Two prosecutors, Dustin Davis and Elizabeth Wright, have taken down the largest federal disability scheme in U.S. history. Run by Eric Conn, a Kentucky disability lawyer, the $550 million scam involved patients didn’t have to undergo exams, but were approved for disability payments. Their case files were then forged to make them appear disabled. According to an FBI agent who testified at his trial, the government paid Conn $10 million in fees over a 10-year period.
Davis and Wright took on the case just a year before the statute of limitations would have expired, allowing Conn to get away with all of his ill-gotten gains. The prosecutors and their team poured through 5,000 disability cases in order to build their indictment.
They discovered the bogus disability claims, bribes paid to a doctor, as well as the $600,000 paid to an administrative law judge, who basically rubber-stamped the fraudulent claims through the Social Security system.
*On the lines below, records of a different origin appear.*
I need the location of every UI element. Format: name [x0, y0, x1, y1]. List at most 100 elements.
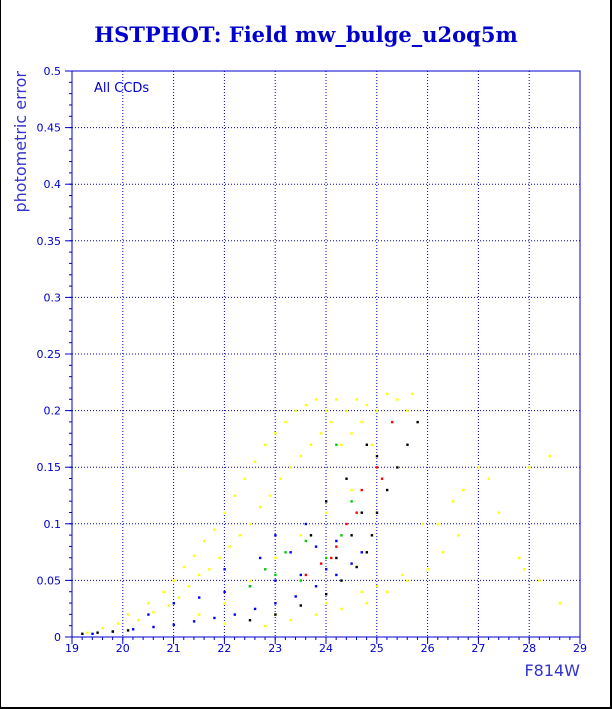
data-point: [208, 568, 211, 571]
data-point: [360, 511, 363, 514]
data-point: [233, 613, 236, 616]
data-point: [218, 556, 221, 560]
data-point: [350, 432, 353, 435]
data-point: [487, 477, 490, 480]
data-point: [375, 585, 379, 588]
data-point: [375, 466, 379, 469]
y-tick-label: 0.25: [37, 348, 62, 361]
data-point: [192, 554, 196, 557]
data-point: [365, 403, 369, 407]
data-point: [375, 511, 379, 514]
data-point: [299, 534, 302, 537]
x-axis-label: F814W: [524, 661, 580, 680]
data-point: [345, 409, 348, 412]
data-point: [335, 398, 338, 401]
data-point: [325, 592, 328, 596]
data-point: [116, 622, 120, 625]
data-point: [248, 522, 252, 526]
data-point: [304, 539, 308, 543]
data-point: [375, 454, 379, 458]
data-point: [319, 562, 323, 565]
data-point: [340, 607, 343, 611]
data-point: [147, 602, 150, 605]
data-point: [289, 551, 292, 554]
x-tick-label: 28: [522, 642, 536, 655]
data-point: [223, 568, 226, 571]
data-point: [264, 443, 267, 446]
data-point: [350, 534, 353, 537]
data-point: [248, 585, 252, 588]
data-point: [172, 623, 175, 626]
data-point: [528, 466, 531, 469]
data-point: [264, 568, 267, 571]
data-point: [253, 460, 257, 463]
data-point: [325, 602, 328, 605]
data-point: [497, 511, 501, 514]
data-point: [213, 528, 216, 531]
data-point: [457, 534, 460, 537]
data-point: [355, 511, 358, 514]
data-point: [187, 585, 191, 588]
data-point: [355, 565, 358, 569]
x-tick-label: 27: [471, 642, 485, 655]
data-point: [340, 443, 343, 446]
data-point: [111, 630, 115, 633]
data-point: [279, 477, 282, 480]
data-point: [462, 488, 465, 492]
data-point: [314, 585, 318, 588]
y-tick-label: 0.3: [44, 291, 62, 304]
data-point: [518, 556, 521, 560]
data-point: [274, 556, 277, 560]
data-point: [370, 534, 374, 537]
data-point: [172, 602, 175, 605]
data-point: [385, 590, 389, 594]
x-tick-label: 26: [421, 642, 435, 655]
data-point: [314, 398, 318, 401]
data-point: [380, 477, 384, 480]
data-point: [365, 551, 369, 554]
data-point: [299, 454, 302, 458]
data-point: [223, 590, 226, 594]
data-point: [198, 613, 201, 616]
data-point: [441, 551, 445, 554]
data-point: [167, 604, 170, 607]
data-point: [248, 619, 252, 622]
data-point: [253, 607, 257, 611]
y-tick-label: 0.05: [37, 574, 62, 587]
data-point: [274, 534, 277, 537]
data-point: [213, 616, 216, 620]
data-point: [396, 466, 399, 469]
data-point: [345, 477, 348, 480]
x-tick-label: 29: [573, 642, 587, 655]
data-point: [162, 590, 165, 594]
data-point: [126, 629, 130, 632]
data-point: [375, 409, 379, 412]
data-point: [203, 539, 206, 543]
data-point: [350, 488, 353, 492]
x-tick-label: 20: [116, 642, 130, 655]
data-point: [274, 579, 277, 582]
data-point: [192, 620, 196, 623]
data-point: [299, 573, 302, 577]
data-point: [436, 522, 440, 526]
data-point: [304, 573, 308, 577]
data-point: [147, 613, 150, 616]
data-point: [264, 624, 267, 628]
data-point: [401, 573, 404, 577]
data-point: [96, 631, 99, 634]
annotation-all-ccds: All CCDs: [94, 81, 149, 96]
data-point: [335, 539, 338, 543]
y-axis-label: photometric error: [11, 71, 30, 213]
data-point: [289, 466, 292, 469]
y-tick-label: 0.5: [44, 65, 62, 78]
data-point: [223, 622, 226, 625]
data-point: [360, 590, 363, 594]
data-point: [406, 443, 409, 446]
chart-title: HSTPHOT: Field mw_bulge_u2oq5m: [94, 22, 518, 47]
data-point: [325, 409, 328, 412]
data-point: [319, 432, 323, 435]
data-point: [416, 420, 419, 424]
data-point: [335, 573, 338, 577]
data-point: [385, 488, 389, 492]
y-tick-label: 0.35: [37, 235, 62, 248]
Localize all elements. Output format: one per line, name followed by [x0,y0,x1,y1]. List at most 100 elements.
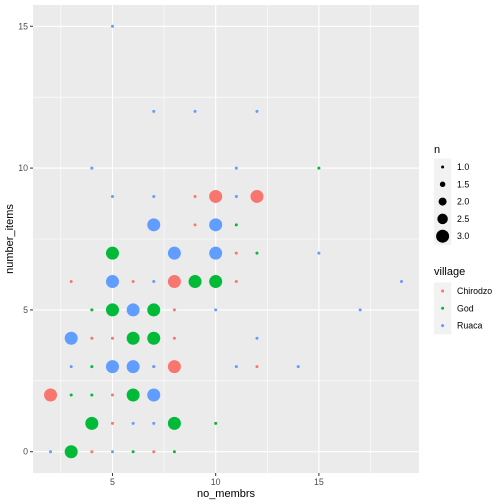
data-point-ruaca [255,109,259,113]
data-point-chirodzo [110,336,114,340]
color-legend-label: Chirodzo [457,286,492,296]
size-legend-symbol [438,197,447,206]
data-point-chirodzo [110,393,114,397]
data-point-ruaca [152,109,156,113]
y-tick-label: 15 [18,21,28,31]
color-legend-label: God [457,303,474,313]
data-point-chirodzo [90,450,94,454]
size-legend-symbol [439,181,446,188]
data-point-chirodzo [167,360,181,374]
data-point-chirodzo [255,365,259,369]
x-axis-title: no_membrs [197,488,256,500]
data-point-ruaca [64,331,78,345]
data-point-chirodzo [172,336,176,340]
size-legend-symbol [436,229,450,243]
data-point-god [214,421,218,425]
data-point-ruaca [131,421,135,425]
size-legend-label: 2.5 [457,214,469,224]
size-legend-label: 2.0 [457,197,469,207]
data-point-chirodzo [193,223,197,227]
data-point-god [90,308,94,312]
color-legend-symbol [441,306,445,310]
data-point-chirodzo [69,280,73,284]
data-point-god [147,331,161,345]
color-legend: village Chirodzo God Ruaca [434,266,492,335]
data-point-ruaca [255,336,259,340]
data-point-god [90,393,94,397]
data-point-ruaca [296,365,300,369]
data-point-god [126,388,140,402]
data-point-god [234,223,238,227]
data-point-ruaca [147,218,161,232]
data-point-chirodzo [234,251,238,255]
data-point-ruaca [110,450,114,454]
color-legend-label: Ruaca [457,321,483,331]
data-point-ruaca [126,303,140,317]
data-point-ruaca [110,194,114,198]
data-point-god [85,416,99,430]
size-legend: n 1.0 1.5 2.0 2.5 3.0 [434,144,469,245]
data-point-god [188,275,202,289]
data-point-ruaca [105,275,119,289]
data-point-ruaca [234,365,238,369]
data-point-ruaca [110,24,114,28]
data-point-chirodzo [110,421,114,425]
x-tick-label: 5 [110,477,115,487]
data-point-chirodzo [167,275,181,289]
data-point-ruaca [317,251,321,255]
data-point-ruaca [152,421,156,425]
data-point-chirodzo [250,189,264,203]
data-point-god [69,393,73,397]
data-point-god [317,166,321,170]
data-point-chirodzo [193,194,197,198]
data-point-chirodzo [234,280,238,284]
data-point-chirodzo [209,189,223,203]
data-point-ruaca [167,246,181,260]
data-point-chirodzo [131,280,135,284]
data-point-ruaca [147,388,161,402]
size-legend-symbol [437,213,448,225]
data-point-god [90,365,94,369]
data-point-ruaca [209,246,223,260]
data-points [44,24,403,459]
y-tick-label: 5 [23,305,28,315]
data-point-ruaca [105,360,119,374]
y-tick-label: 0 [23,447,28,457]
y-axis-title: number_items [4,204,16,274]
size-legend-label: 1.0 [457,162,469,172]
x-tick-label: 10 [211,477,221,487]
data-point-ruaca [214,308,218,312]
y-axis-ticks: 0 5 10 15 [18,21,33,457]
minor-gridlines [33,5,419,473]
data-point-god [126,331,140,345]
data-point-ruaca [234,166,238,170]
y-tick-label: 10 [18,163,28,173]
data-point-god [105,303,119,317]
data-point-chirodzo [152,450,156,454]
data-point-chirodzo [90,336,94,340]
data-point-god [131,450,135,454]
color-legend-title: village [434,266,465,278]
data-point-ruaca [126,360,140,374]
color-legend-symbol [441,289,445,293]
data-point-ruaca [399,280,403,284]
data-point-ruaca [152,365,156,369]
data-point-ruaca [69,365,73,369]
data-point-god [255,251,259,255]
data-point-god [209,275,223,289]
data-point-ruaca [358,308,362,312]
size-legend-label: 3.0 [457,231,469,241]
data-point-ruaca [234,194,238,198]
size-legend-symbol [441,165,445,169]
data-point-ruaca [209,218,223,232]
x-tick-label: 15 [314,477,324,487]
data-point-chirodzo [44,388,58,402]
size-legend-label: 1.5 [457,179,469,189]
data-point-ruaca [90,166,94,170]
data-point-ruaca [49,450,53,454]
data-point-chirodzo [172,308,176,312]
data-point-ruaca [193,109,197,113]
size-legend-title: n [434,144,440,156]
color-legend-symbol [441,324,445,328]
Conn pleaded guilty and was initially sentenced to 12 years in jail, but opted to cut off his electronic monitoring bracelet and escape to Honduras. After six months on the run, police recaptured him and extradited him to the U.S., where he plead guilty to three more charges that carried a sentence of five years each, bringing his total sentence to 27 years.
The Social Security Administration paid in excess of $72 million before the fraud was discovered, however it was scheduled to pay more the $600 million to the beneficiaries of the bogus claimants.
Because of their efforts, Davis and Wright were presented with the Prosecutor of the Year Award from the Coalition Against Insurance Fraud.